Your performance marine parts experts know that in many cases, the companies that offer today’s conventional marine displays are the same entities driving the trend toward developing apps for mobile devices.

You can find more information as well as get assistance on performance marine parts and on the pros and cons of using chart plotters and tablets at Stainless Marine.

Your High Performance Marine Parts Experts Suggest Taking the Time to Plan Your Next Trip

You carry the device aboard, secure it in a mount, and connect wirelessly with all systems. When you’re done for the day, you take it back home to review data or plan the next trip.

Your marine performance exhaust analysts say that this scenario somewhat parallels the decline of GPS displays in the automobile market where mobile devices with navigation apps now dominate.

The Bak USA Seal 8 marinized tablet is designed for boaters with a shock-resistant and waterproof case and a built-in GPS.

Visible Flaw

One of the biggest downsides of mobile devices is daylight viewing. If you have ever tried to read the screen on your smartphone or tablet in direct sunlight, you realize the problem — one that could threaten the safety of you and your crew if you misread information while navigating with a difficult-to-read mobile device.

“A marine multifunction display is daylight-viewable, but a tablet can be tough to read in bright sun,” says Jim McGowan, marketing manager for Raymarine.

Moisture poses another concern with mobile devices. Few are waterproof. Most marine displays, on the other hand, meet IPX7 standards for waterproofing. 

Make It Secure

The very mobility of a tablet or smartphone also poses problems aboard a boat. It’s difficult to hold, view and tap a mobile device while manning the helm. 

A solution comes in the form of mounting systems from companies such as RAM Mounts, which offers surface- and rail-mount, adjustable ball-and-socket mechanisms with special frames for securing tablets and mobile devices. 

Some boaters have expressed concerns about the processing speed in a mobile device. While marine electronics companies are reluctant to reveal processing specs, some reveal that those speeds are actually on par with, if not somewhat faster than, a number of high-end multifunction displays.


Garmin’s senior manager of marketing and sales, David Dunn, asked me to remove my sunglasses and hand them over as we idled along the Intracoastal Waterway off Miami, Florida.

Dunn attached a small device to the right temple of the sunglasses and gave them back. The Nautix features eight hours of always-on battery life and a wet-weather-friendly touch panel for rotating between displays. It weighs 1 ounce and can be mounted on the left or right temple. 

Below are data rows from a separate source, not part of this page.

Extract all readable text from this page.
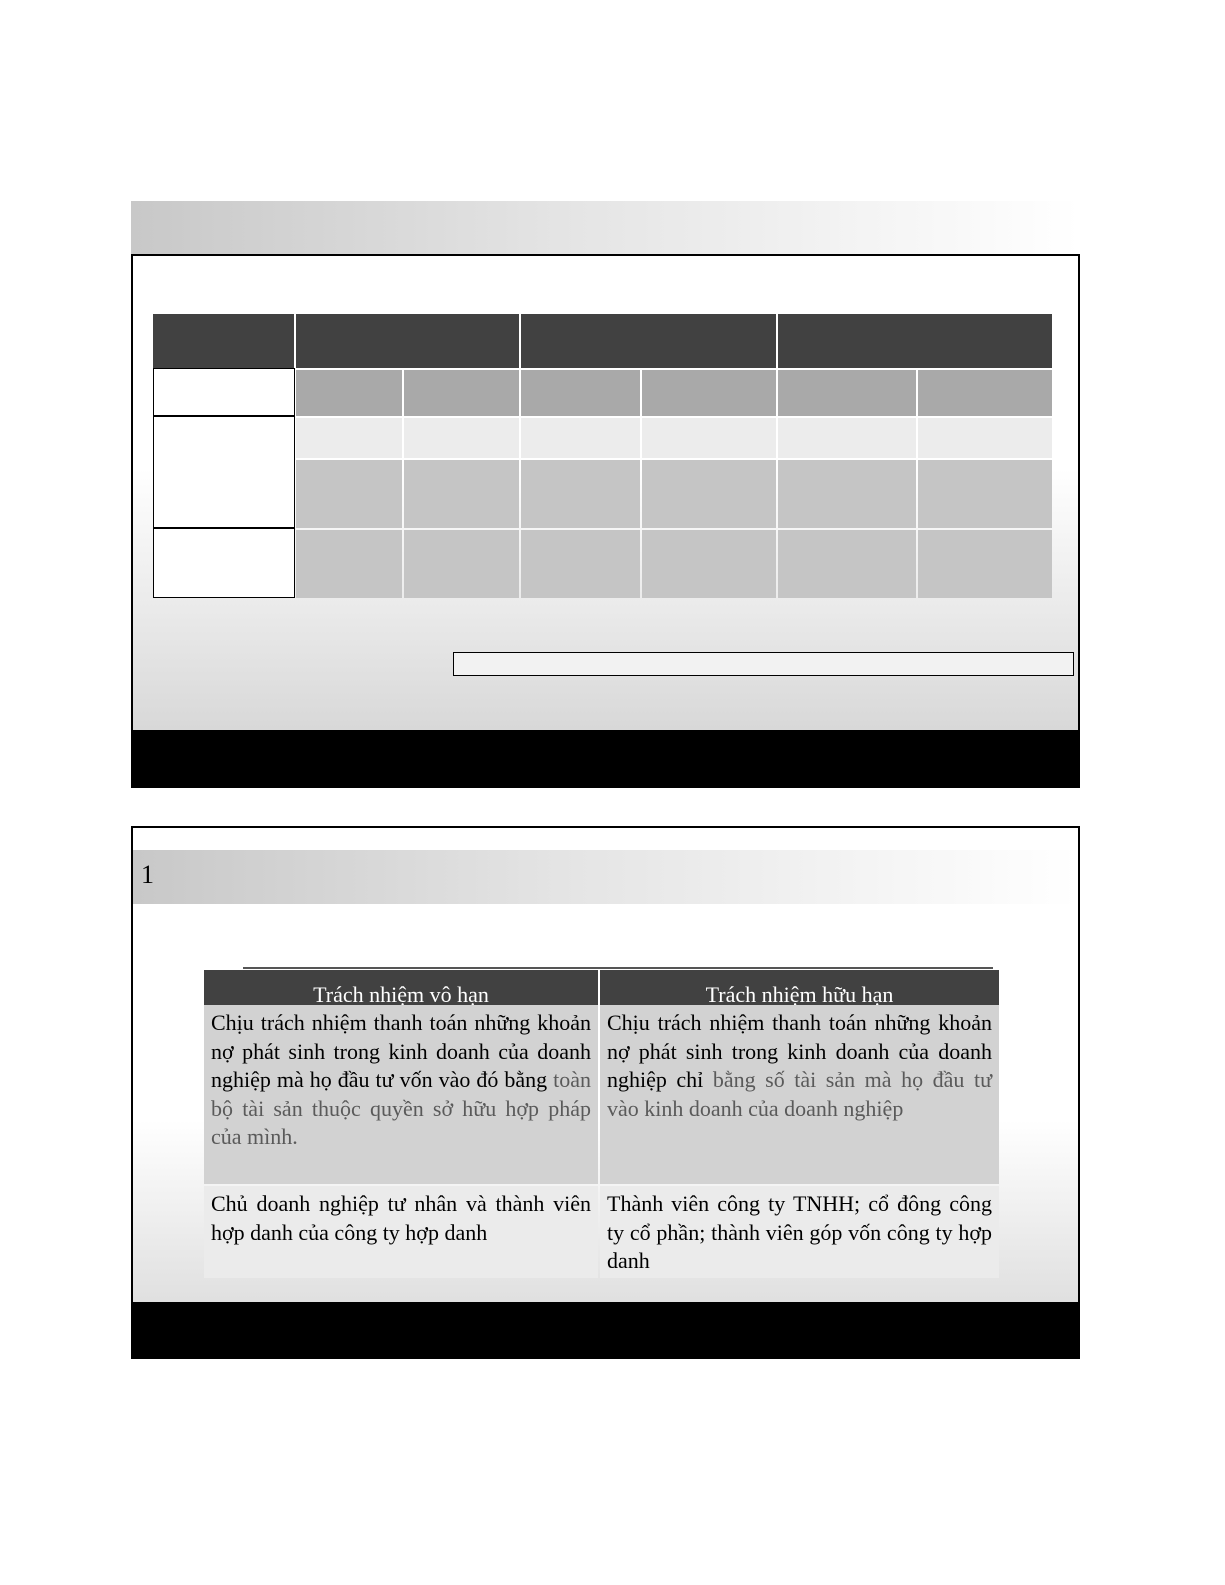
1
Trách nhiệm vô hạn	Trách nhiệm hữu hạn
Chịu trách nhiệm thanh toán những khoản nợ phát sinh trong kinh doanh của doanh nghiệp mà họ đầu tư vốn vào đó bằng toàn bộ tài sản thuộc quyền sở hữu hợp pháp của mình.
Chịu trách nhiệm thanh toán những khoản nợ phát sinh trong kinh doanh của doanh nghiệp chỉ bằng số tài sản mà họ đầu tư vào kinh doanh của doanh nghiệp
Chủ doanh nghiệp tư nhân và thành viên hợp danh của công ty hợp danh
Thành viên công ty TNHH; cổ đông công ty cổ phần; thành viên góp vốn công ty hợp danh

So don’t forget these helpful tips on choosing the right navigational device for you. 1) If you prefer radar systems, you will need a tablet;  2) if you need an autopilot feature, you might not want to use a tablet;  and 3) consider battery life of the device.

Stainless Marine has more information on high performance marine parts, performance marine parts, outboard engine brackets and on the pros and cons of using chart plotters and tablets.